In Latin America, a trojan is rampant, aimed at stealing access data to online banking and emptying crypto-wallets. In this case, the trojan is designed so that the victim sends the cryptocurrency to the scammers' wallets.
According to the ESET WeLiveSecurity blog, a new malware family known as Casbaneiro or Metamorfo uses the so-called “Social engineering”, which involves the display of fake pop-ups on the screen, misleading potential victims and pushing them to enter confidential information. Malicious functions of the malware are typical of banking trojans; it can take screenshots and send them to a remote server, simulate keyboard actions and register keystrokes, as well as restrict access to websites, download and run other tools, the report says.
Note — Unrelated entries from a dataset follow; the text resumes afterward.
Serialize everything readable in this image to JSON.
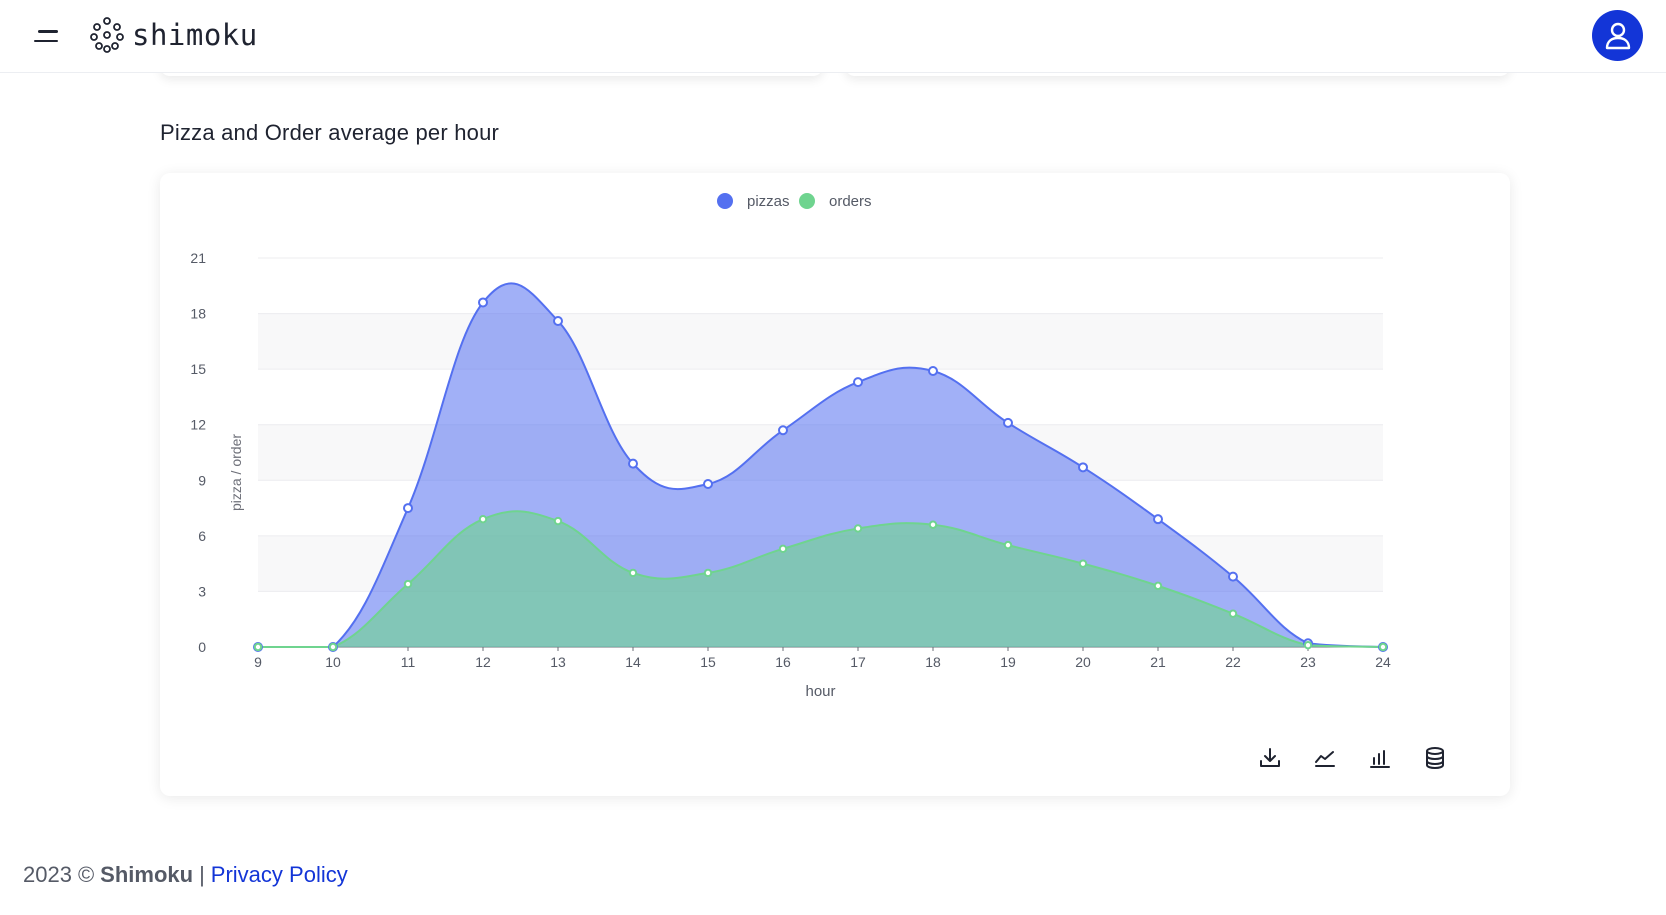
{
  "header": {
    "brand_name": "shimoku",
    "icons": {
      "menu": "menu-icon",
      "logo": "dots-logo-icon",
      "user": "user-icon"
    },
    "accent_color": "#1335d7"
  },
  "section": {
    "title": "Pizza and Order average per hour"
  },
  "chart_toolbar": {
    "icons": [
      "download-icon",
      "line-chart-icon",
      "bar-chart-icon",
      "database-icon"
    ]
  },
  "chart_data": {
    "type": "area",
    "title": "",
    "xlabel": "hour",
    "ylabel": "pizza / order",
    "x": [
      9,
      10,
      11,
      12,
      13,
      14,
      15,
      16,
      17,
      18,
      19,
      20,
      21,
      22,
      23,
      24
    ],
    "ylim": [
      0,
      21
    ],
    "yticks": [
      0,
      3,
      6,
      9,
      12,
      15,
      18,
      21
    ],
    "legend_position": "top-center",
    "grid": true,
    "series": [
      {
        "name": "pizzas",
        "color": "#5470f0",
        "values": [
          0,
          0,
          7.5,
          18.6,
          17.6,
          9.9,
          8.8,
          11.7,
          14.3,
          14.9,
          12.1,
          9.7,
          6.9,
          3.8,
          0.2,
          0
        ]
      },
      {
        "name": "orders",
        "color": "#6fd48f",
        "values": [
          0,
          0,
          3.4,
          6.9,
          6.8,
          4.0,
          4.0,
          5.3,
          6.4,
          6.6,
          5.5,
          4.5,
          3.3,
          1.8,
          0.1,
          0
        ]
      }
    ]
  },
  "footer": {
    "year": "2023",
    "copyright_symbol": "©",
    "company": "Shimoku",
    "separator": "|",
    "privacy_link": "Privacy Policy"
  }
}
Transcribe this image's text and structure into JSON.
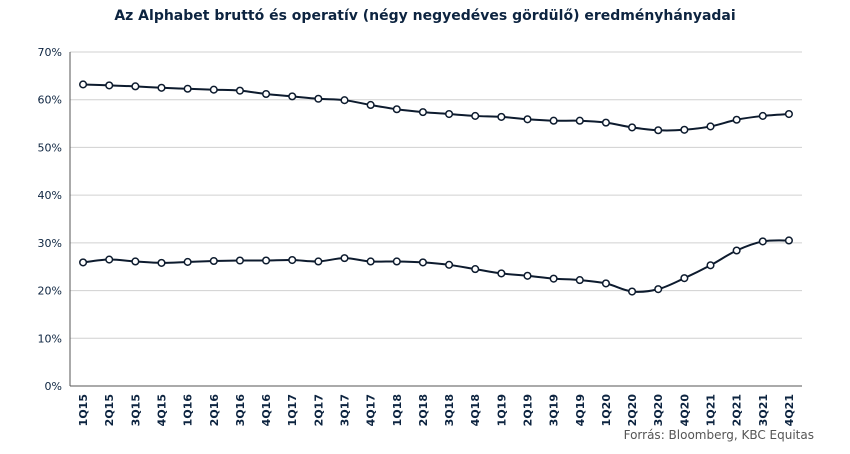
{
  "title": "Az Alphabet bruttó és operatív (négy negyedéves gördülő) eredményhányadai",
  "source": "Forrás: Bloomberg, KBC Equitas",
  "colors": {
    "line": "#0d1b2e",
    "marker_fill": "#ffffff",
    "grid": "#d0d0d0",
    "axis": "#555555",
    "tick_text": "#0d2440"
  },
  "chart_data": {
    "type": "line",
    "categories": [
      "1Q15",
      "2Q15",
      "3Q15",
      "4Q15",
      "1Q16",
      "2Q16",
      "3Q16",
      "4Q16",
      "1Q17",
      "2Q17",
      "3Q17",
      "4Q17",
      "1Q18",
      "2Q18",
      "3Q18",
      "4Q18",
      "1Q19",
      "2Q19",
      "3Q19",
      "4Q19",
      "1Q20",
      "2Q20",
      "3Q20",
      "4Q20",
      "1Q21",
      "2Q21",
      "3Q21",
      "4Q21"
    ],
    "y_ticks": [
      "0%",
      "10%",
      "20%",
      "30%",
      "40%",
      "50%",
      "60%",
      "70%"
    ],
    "ylim": [
      0,
      70
    ],
    "grid": true,
    "series": [
      {
        "values": [
          63.2,
          63.0,
          62.8,
          62.5,
          62.3,
          62.1,
          61.9,
          61.2,
          60.7,
          60.2,
          59.9,
          58.9,
          58.0,
          57.4,
          57.0,
          56.6,
          56.4,
          55.9,
          55.6,
          55.6,
          55.2,
          54.2,
          53.6,
          53.7,
          54.4,
          55.8,
          56.6,
          57.0
        ]
      },
      {
        "values": [
          25.9,
          26.5,
          26.1,
          25.8,
          26.0,
          26.2,
          26.3,
          26.3,
          26.4,
          26.1,
          26.8,
          26.1,
          26.1,
          25.9,
          25.4,
          24.5,
          23.6,
          23.1,
          22.5,
          22.2,
          21.5,
          19.8,
          20.3,
          22.6,
          25.3,
          28.4,
          30.3,
          30.5
        ]
      }
    ]
  }
}
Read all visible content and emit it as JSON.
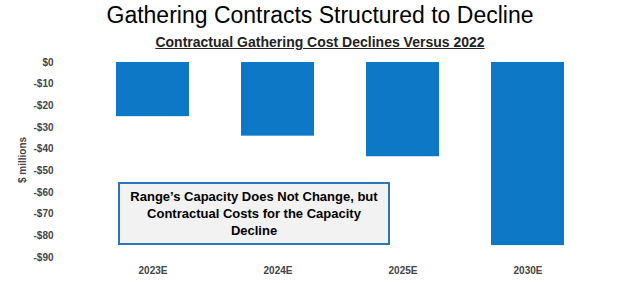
{
  "chart_data": {
    "type": "bar",
    "title": "Gathering Contracts Structured to Decline",
    "subtitle": "Contractual Gathering Cost Declines Versus 2022",
    "y_label": "$ millions",
    "annotation": "Range’s Capacity Does Not Change, but Contractual Costs for the Capacity Decline",
    "categories": [
      "2023E",
      "2024E",
      "2025E",
      "2030E"
    ],
    "values": [
      -25,
      -34,
      -43.5,
      -84.5
    ],
    "color": "#0c78c6",
    "ylim": [
      -90,
      0
    ],
    "yticks": [
      {
        "value": 0,
        "label": "$0"
      },
      {
        "value": -10,
        "label": "-$10"
      },
      {
        "value": -20,
        "label": "-$20"
      },
      {
        "value": -30,
        "label": "-$30"
      },
      {
        "value": -40,
        "label": "-$40"
      },
      {
        "value": -50,
        "label": "-$50"
      },
      {
        "value": -60,
        "label": "-$60"
      },
      {
        "value": -70,
        "label": "-$70"
      },
      {
        "value": -80,
        "label": "-$80"
      },
      {
        "value": -90,
        "label": "-$90"
      }
    ],
    "grid": false
  }
}
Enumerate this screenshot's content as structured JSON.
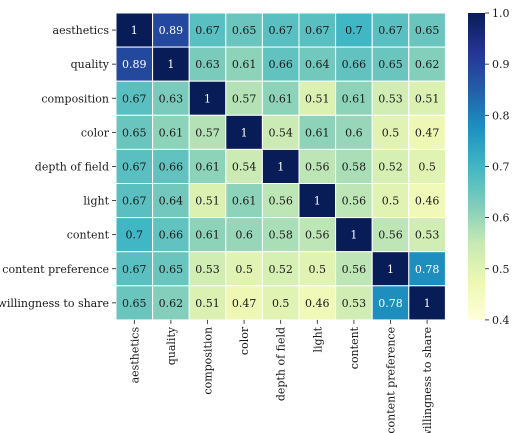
{
  "chart_data": {
    "type": "heatmap",
    "title": "",
    "xlabel": "",
    "ylabel": "",
    "rows": [
      "aesthetics",
      "quality",
      "composition",
      "color",
      "depth of field",
      "light",
      "content",
      "content preference",
      "willingness to share"
    ],
    "columns": [
      "aesthetics",
      "quality",
      "composition",
      "color",
      "depth of field",
      "light",
      "content",
      "content preference",
      "willingness to share"
    ],
    "values": [
      [
        1,
        0.89,
        0.67,
        0.65,
        0.67,
        0.67,
        0.7,
        0.67,
        0.65
      ],
      [
        0.89,
        1,
        0.63,
        0.61,
        0.66,
        0.64,
        0.66,
        0.65,
        0.62
      ],
      [
        0.67,
        0.63,
        1,
        0.57,
        0.61,
        0.51,
        0.61,
        0.53,
        0.51
      ],
      [
        0.65,
        0.61,
        0.57,
        1,
        0.54,
        0.61,
        0.6,
        0.5,
        0.47
      ],
      [
        0.67,
        0.66,
        0.61,
        0.54,
        1,
        0.56,
        0.58,
        0.52,
        0.5
      ],
      [
        0.67,
        0.64,
        0.51,
        0.61,
        0.56,
        1,
        0.56,
        0.5,
        0.46
      ],
      [
        0.7,
        0.66,
        0.61,
        0.6,
        0.58,
        0.56,
        1,
        0.56,
        0.53
      ],
      [
        0.67,
        0.65,
        0.53,
        0.5,
        0.52,
        0.5,
        0.56,
        1,
        0.78
      ],
      [
        0.65,
        0.62,
        0.51,
        0.47,
        0.5,
        0.46,
        0.53,
        0.78,
        1
      ]
    ],
    "value_labels": [
      [
        "1",
        "0.89",
        "0.67",
        "0.65",
        "0.67",
        "0.67",
        "0.7",
        "0.67",
        "0.65"
      ],
      [
        "0.89",
        "1",
        "0.63",
        "0.61",
        "0.66",
        "0.64",
        "0.66",
        "0.65",
        "0.62"
      ],
      [
        "0.67",
        "0.63",
        "1",
        "0.57",
        "0.61",
        "0.51",
        "0.61",
        "0.53",
        "0.51"
      ],
      [
        "0.65",
        "0.61",
        "0.57",
        "1",
        "0.54",
        "0.61",
        "0.6",
        "0.5",
        "0.47"
      ],
      [
        "0.67",
        "0.66",
        "0.61",
        "0.54",
        "1",
        "0.56",
        "0.58",
        "0.52",
        "0.5"
      ],
      [
        "0.67",
        "0.64",
        "0.51",
        "0.61",
        "0.56",
        "1",
        "0.56",
        "0.5",
        "0.46"
      ],
      [
        "0.7",
        "0.66",
        "0.61",
        "0.6",
        "0.58",
        "0.56",
        "1",
        "0.56",
        "0.53"
      ],
      [
        "0.67",
        "0.65",
        "0.53",
        "0.5",
        "0.52",
        "0.5",
        "0.56",
        "1",
        "0.78"
      ],
      [
        "0.65",
        "0.62",
        "0.51",
        "0.47",
        "0.5",
        "0.46",
        "0.53",
        "0.78",
        "1"
      ]
    ],
    "colorbar": {
      "min": 0.4,
      "max": 1.0,
      "ticks": [
        0.4,
        0.5,
        0.6,
        0.7,
        0.8,
        0.9,
        1.0
      ],
      "tick_labels": [
        "0.4",
        "0.5",
        "0.6",
        "0.7",
        "0.8",
        "0.9",
        "1.0"
      ],
      "colormap": "YlGnBu",
      "position": "right"
    },
    "colormap_stops": [
      [
        0.0,
        "#ffffd9"
      ],
      [
        0.125,
        "#edf8b1"
      ],
      [
        0.25,
        "#c7e9b4"
      ],
      [
        0.375,
        "#7fcdbb"
      ],
      [
        0.5,
        "#41b6c4"
      ],
      [
        0.625,
        "#1d91c0"
      ],
      [
        0.75,
        "#225ea8"
      ],
      [
        0.875,
        "#253494"
      ],
      [
        1.0,
        "#081d58"
      ]
    ],
    "cell_border_color": "#ffffff",
    "grid": false
  }
}
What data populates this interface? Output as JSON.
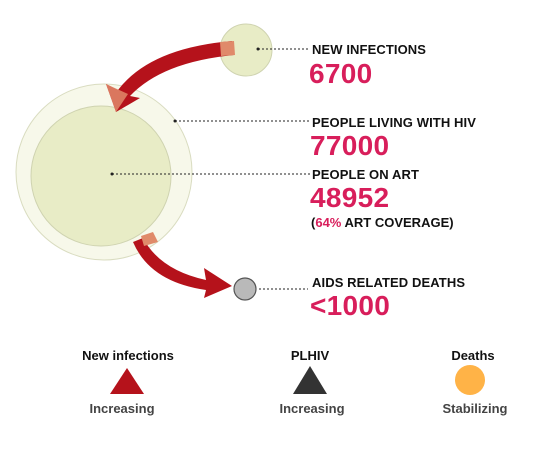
{
  "nodes": {
    "new_infections": {
      "title": "NEW INFECTIONS",
      "value": "6700"
    },
    "plhiv": {
      "title": "PEOPLE LIVING WITH HIV",
      "value": "77000"
    },
    "on_art": {
      "title": "PEOPLE ON ART",
      "value": "48952",
      "coverage_open": "(",
      "coverage_pct": "64%",
      "coverage_rest": " ART COVERAGE)"
    },
    "deaths": {
      "title": "AIDS RELATED DEATHS",
      "value": "<1000"
    }
  },
  "legend": [
    {
      "title": "New infections",
      "status": "Increasing",
      "symbol": "triangle-up-icon",
      "color": "#b5121b"
    },
    {
      "title": "PLHIV",
      "status": "Increasing",
      "symbol": "triangle-up-icon",
      "color": "#333333"
    },
    {
      "title": "Deaths",
      "status": "Stabilizing",
      "symbol": "circle-icon",
      "color": "#ffb347"
    }
  ],
  "colors": {
    "accent": "#d81e5b",
    "arrow": "#b5121b",
    "circle_fill": "#e8ecc6",
    "circle_outer_fill": "#f7f8ea",
    "death_circle": "#b9b9b9"
  }
}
Along with banking information, one of Casbaneiro's main goals is cryptocurrency wallets. According to ESET, Casbaneiro is able to track the contents of the clipboard and replace the copied wallet addresses with addresses belonging to the attacker. This, incidentally, is also a very common scheme.
As noted in the report, at the time of publication, ESET became aware of one of the attacker's wallets . The specified wallet received about 1.2 BTC in the amount of $ 9,812 at the current rate. And the total number of transactions on the wallet is 71. It is characteristic that all new BTCs are quickly transferred to other addresses.
In addition, recently discovered malware uses several cryptographic algorithms, each of which is able to encrypt data of various types, the report says.